The Minister of Agriculture and Rural Development, Chief Audu Ogbeh, has said the recurrent clashes between herdsmen and farmers may not end soon.
According to him, permanent solutions to the conflicts would require a lot of planning and funds, which is lacking at the moment.
The Minister, who disclosed this in Abuja while addressing newsmen during the weekend, noted that government was not leaving any stone unturned in its commitment to engender an ecosystem where everybody would live peacefully, devoid of clashes and killings.
He said: “I can’t give you a date when the herdsmen/farmers conflicts will end
“To solve this problem requires a great deal of planning and expenditure. The budget we have can’t cope; the state governors must be involved. Other stakeholders who want to keep ranches, cattle must be involved.
“The ministry would work on access to land and land tenure security which is expected to address farmers-pastoralists conflicts.
“The reason for this new approach is to put this matter before all Nigerians. It’s our problem.
“Quarrelling, hauling abuses at each other, raising suspicions, anger and all that will not help. We have a problem, we must solve it and solutions are not that difficult to find.
“A country which has at least 45 million hectares of empty land has no business allowing farmers and cattle rearers to fight,” he stated.

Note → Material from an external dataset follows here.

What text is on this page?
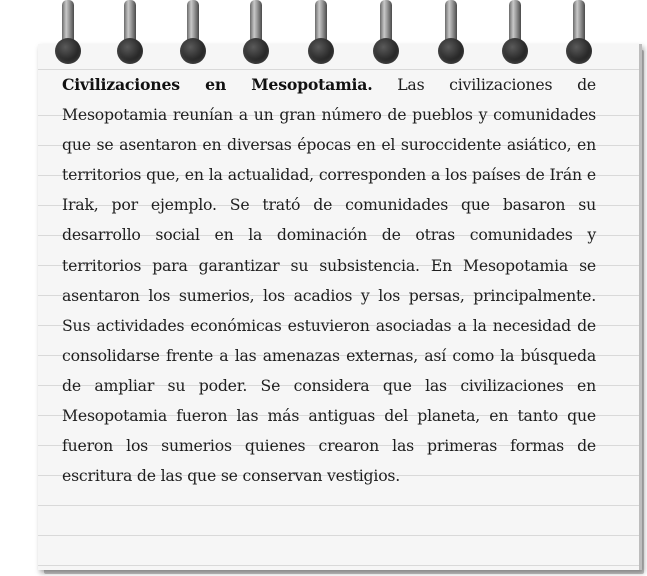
Civilizaciones en Mesopotamia. Las civilizaciones de Mesopotamia reunían a un gran número de pueblos y comunidades que se asentaron en diversas épocas en el suroccidente asiático, en territorios que, en la actualidad, corresponden a los países de Irán e Irak, por ejemplo. Se trató de comunidades que basaron su desarrollo social en la dominación de otras comunidades y territorios para garantizar su subsistencia. En Mesopotamia se asentaron los sumerios, los acadios y los persas, principalmente. Sus actividades económicas estuvieron asociadas a la necesidad de consolidarse frente a las amenazas externas, así como la búsqueda de ampliar su poder. Se considera que las civilizaciones en Mesopotamia fueron las más antiguas del planeta, en tanto que fueron los sumerios quienes crearon las primeras formas de escritura de las que se conservan vestigios.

Similarly, a former Lagos State Police Commissioner, Abubakar Tsav, backed the Ogbeh on his claim that the clashes would not go away overnight. He argued that not even the anti-grazing law, already passed by both Benue and Taraba states, was enough to put an end to the incessant clashes.
“The anti-grazing law made by Benue and Taraba states will have no effect because the laws were made in a hurry an in violation of the rights of the herdsmen. The state governments ought to have carved out areas as ranches and provide water, veterinary clinics, nets, schools and so on before making the law.
“They ought to have consulted widely. Herdsmen have a right to movement under the constitution to carry out their businesses. By creating ranches, states will improve and expand their revenue base. A law which has ethnic and religious connotations can only tear us apart as a people in one nation. The current law without alternative grazing area is an indirect way of sending herdsmen out of the states.”